In this paper, a Logit model was proposed for evaluating the preference for MaaS in an extra-urban context with weak demand. The model was specified, calibrated, and validated using a small sample size. The main purpose of the paper was to evaluate the possibility of using a model of this type for the design of a future, more extensive investigation. The model was considered as a pre-test model. The specification had general validity. The attributes to consider in utility had to be selected case by case. Even the calibrated parameters and the relative numerical results were valid only for the specific case study in a pre-test model phase.
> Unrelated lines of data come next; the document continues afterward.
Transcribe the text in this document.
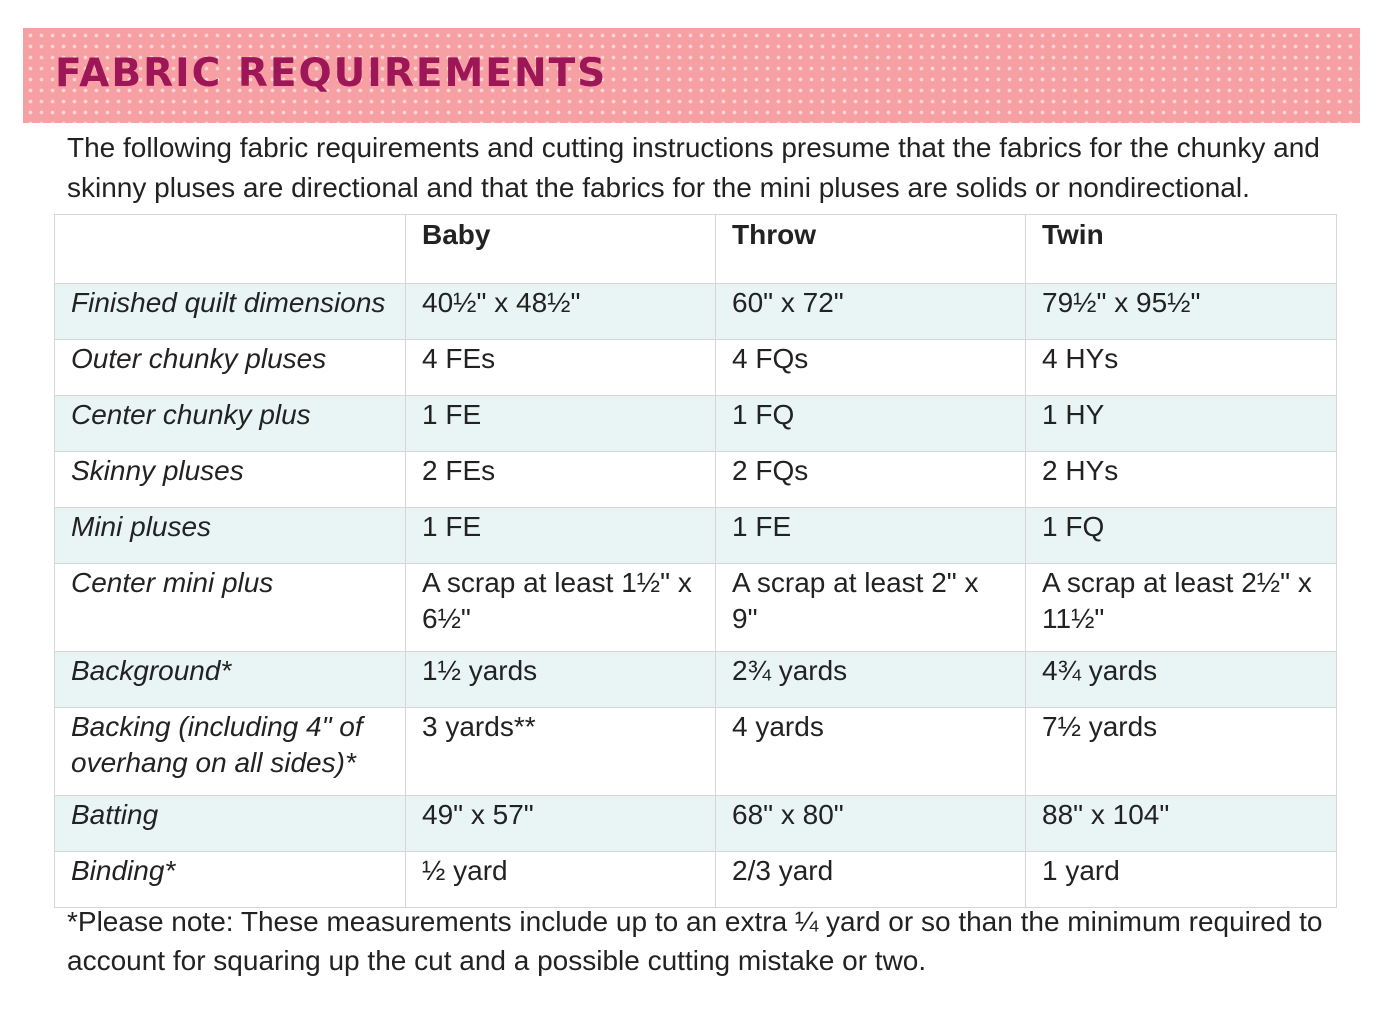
FABRIC REQUIREMENTS

The following fabric requirements and cutting instructions presume that the fabrics for the chunky and skinny pluses are directional and that the fabrics for the mini pluses are solids or nondirectional.

	Baby	Throw	Twin
Finished quilt dimensions	40½" x 48½"	60" x 72"	79½" x 95½"
Outer chunky pluses	4 FEs	4 FQs	4 HYs
Center chunky plus	1 FE	1 FQ	1 HY
Skinny pluses	2 FEs	2 FQs	2 HYs
Mini pluses	1 FE	1 FE	1 FQ
Center mini plus	A scrap at least 1½" x 6½"	A scrap at least 2" x 9"	A scrap at least 2½" x 11½"
Background*	1½ yards	2¾ yards	4¾ yards
Backing (including 4" of overhang on all sides)*	3 yards**	4 yards	7½ yards
Batting	49" x 57"	68" x 80"	88" x 104"
Binding*	½ yard	2/3 yard	1 yard

*Please note: These measurements include up to an extra ¼ yard or so than the minimum required to account for squaring up the cut and a possible cutting mistake or two.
The model was tested in the area of Gioia Tauro in the south of Italy. In the study area, shared mobility services, such as bike sharing and car sharing, were not widely available. This was confirmed during the pilot survey by the interviewees: 76% traveled in their own cars, 38% never used public transport, and only 5% used local public transport every working day. In the survey, three MaaS scenarios (named 1, 2, and 3) each with three subscenarios (named A, B, and C) with increasing frequency of transport services and bundle cost were proposed to users. From the pilot survey, a Logit model was calibrated and validated with the maximum likelihood method considering four specifications for each scenario (I, II, III, and IV). In the first specification, two parameters were calibrated: one referring to time and one referring to cost. In the second specification, the age parameter was also calibrated. In the third specification, the constant parameter was calibrated with respect to the first specification. In the last specification, the label relative to the scenario was calibrated with respect to the third specification. From the first to the fourth specification, the VOT decreased while the ρ² increased. Consistent with the class of users surveyed, the fourth specification had better results, but the time parameter was not statistically significant based on a Student’s t-test at a 95% confidence level.

In the case study, for long-distance journeys without parking payment in the current scenarios and for short-distance journeys, the elasticity was approximately 0.65, with highly variable preference probabilities (MaaS preference between 20% and 80% increasing with travel time). For long-distance journeys with parking payment in the current scenarios the elasticity was approximately 0.15 (MaaS preference around 50% slightly increasing with travel time).

These results indicate that the preference for MaaS grew with the increase in travel time and was strongly influenced by the price of the bundle. From the utility specifications, it can be observed that the inclusion of the ‘scenario’ variable led to a significant increase in the ρ² statistic (from 0.30 to 0.50 in scenario 1, from 0.20 to 0.44 in scenario 2, and from 0.36 to 0.51 in scenario 3). This variable had a positive sign in the calibrations in the case study. It was a label and an indicator of the preferences of sample users toward MaaS, and the variable was not necessarily linked to service-level variables.

The model has limits to be developed in future works. It was based on a pilot sample and, due to the small number of interviews, it was not possible to calibrate a greater number of parameters or other typology of random utility models, which would have allowed us to obtain a greater amount of information relating to MaaS.

The model must be considered as a pre-test model useful for designing a larger sample and a more general preference model. This work should be considered preliminary and could be the basis for building a MaaS preference model and carrying out a larger survey in order to calibrate a greater number of parameters considering the results obtained in this paper. Furthermore, other types of choice models could be specified and tested, as well as considering possible covariance between alternatives.